When I asked her to explain what happened to me. She said that she couldn’t but that she could draw it. So I gave her a piece of paper and some markers thinking she was going to draw the problem she was facing. Instead, her markers created brilliant springtime flowers, deep green grass growing wildly around a happy, fat house, with bright jaunty windows, a crooked chimney and a red door with the number 32 above it. When I asked, “How is this the problem you are telling me about?”
She looked at me like I had two heads and replied, “It’s not. You see it’s 32, not 42 like the school. I live at 32 Jockey Hollow Road and that’s where I want to be.”
I smiled under my mask. She was a clear as clear could be. She did something wrong, and she wanted to escape back to safety. And safety to her was to be at home with her parents. I was so glad she had a safe place. I needed to help her feel that way at school more often, instead of feeling like the kid who’s two steps behind and doesn’t know where she put her pencil again, and the teacher is waiting, and her classmates are saying her name impatiently. Again. So I listen and I problem solve, and I offer her some kindness. When we get back to the classroom, they are doing art. She returned to her seat and picked up her scissors and glue. Her shoulders relaxed. She had regained a bit of her balance.

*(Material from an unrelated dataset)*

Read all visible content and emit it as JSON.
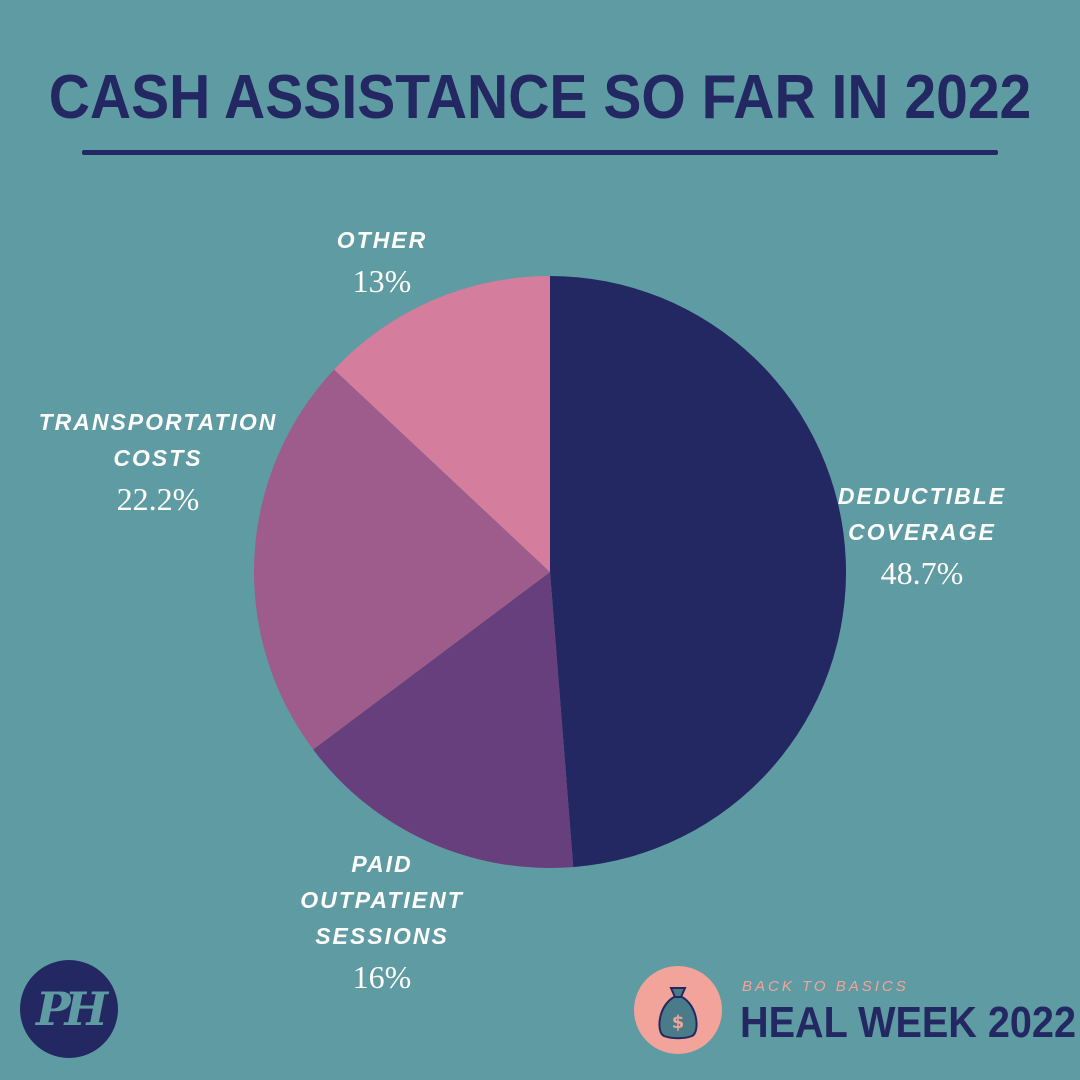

I can empathize. I often feel like that student did: I’m going to be in trouble. I can’t keep up. I’m tossing all the plates, but I cannot catch them. I try in vain to create pockets of peace and pleasure, but they are fleeting. I remember my mother’s words: “Be good to yourself.” I try. I do try. I remember the list I made in August, a Zen Toolbox to keep me content and on track and not to slip into the girl with her shoulders hunched up to her ears, running from task to task, holding her breath. I look back at the toolbox and see the list of books, art, and music. They are useful tools, and I have returned to their pages often to gain some inspiration. But now, at this time of year, I need another plan. A more active direct plan, one in which I can push out the walls of my stress and create an artistic positive and more hopeful space.

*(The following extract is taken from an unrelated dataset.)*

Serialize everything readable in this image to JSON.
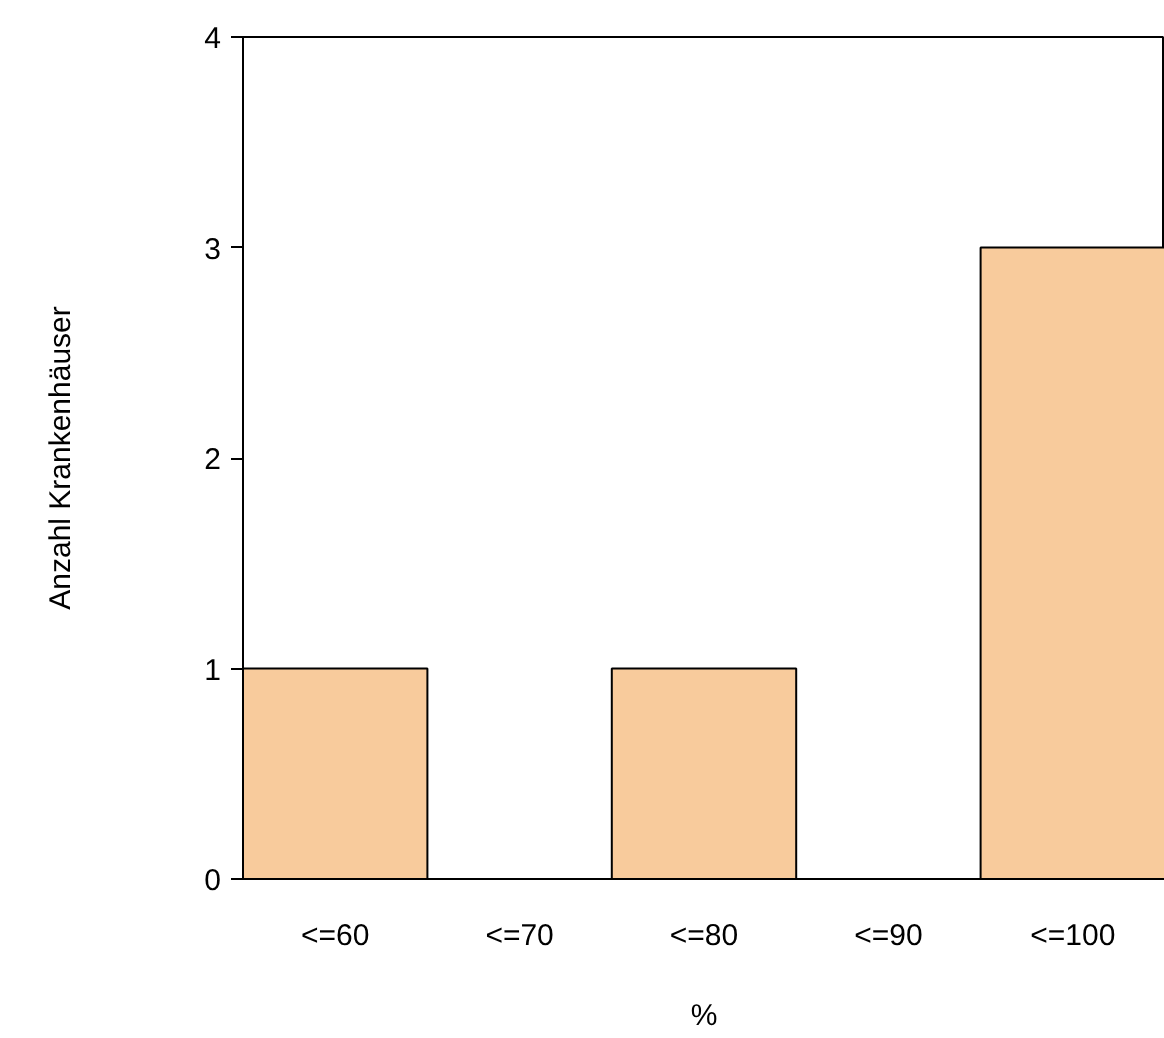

I know it is imperative for me to do this. I’ve read the literature on teacher burn out. According to some recent research, 66% of teachers want to leave education and 41.3% of new teachers leave teaching within the first five years on the job. Given those numbers, I feel quite successful because I have been teaching for forty-two years. I must have a secret, some ancient wisdom I can bestow on my fellow teachers.

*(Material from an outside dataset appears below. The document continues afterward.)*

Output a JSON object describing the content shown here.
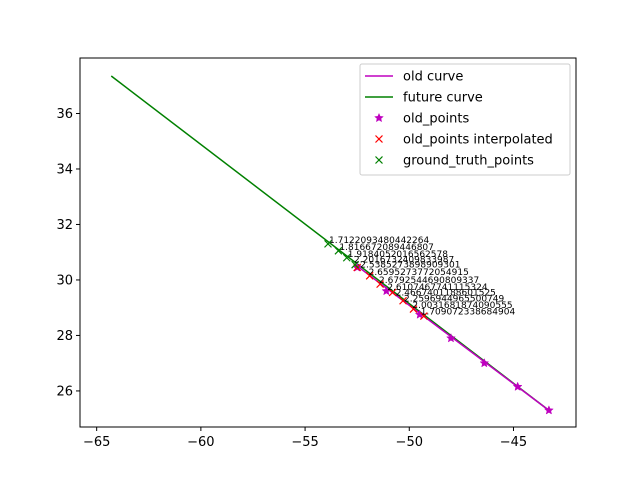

This week, I came up with these ideas. They are not so much RULES, as they are affirmations about who I really am and the important work I do each day with children. If I am to connect with my students and lift them up, I definitely need to make sure that I am being good to myself.
1. Create tissue craft paper collage studies. Do a couple a week. Remember to play.
2. Treat myself to flowers at work often. Do not make excuses. Buy them on Monday.
3. Whenever I feel stressed at work, pull back, go inside myself, take a walk, write or draw for 15 minutes. No one needs me for 15 minutes. Take the time.
4. Remember to stay professional. Be about teaching and not personalities.
5. Continue walking, exercising, stretching every day. Try to exercise before school – at lunch and after school whenever possible.
6. Make a list of writing projects and finish them.
7. Remember creativity. If I don’t do writing and art, my spirit dies and I become bitter. The best part of me is my childlike enthusiasm. Celebrate that!
8. Make a list of art dates – schedule a day each month to do some extended art dates: sketch, collage, print making, water color, finger paint.
9. Try something new every week: a new vegetable, a new shampoo, a new song, a new way of looking at the same things.
10. Be an observer. Go out into nature, breathe in calm, write what you see, write what you feel.
This is what I played with this week. Some reflections on nature and the healing power of trees, trying to find the quiet places.
Forest Senses The trail is laden with rain soaked stones - brown, gray, pale green and rust colored pine needles and last fall’s leaves now brown and brittle returning to the earth. The forest canopy - a colossal verdant umbrella letting the rays of the sun only in certain sacred spots. A huge elm has fallen, its two main branches now rest on its trunk like two great arms reaching out still seeking salvation. Shadow Play Clouds loom over the ridge line, Whipped cotton cumulus clouds Casting shadows on the hills, Dappled patterns, Bright patches On the forest floor, Moss-covered stones, Glints of reflected light On the river’s surface. Dark green cool spots, Rocky crags and uprooted trees Hidden in silent repose.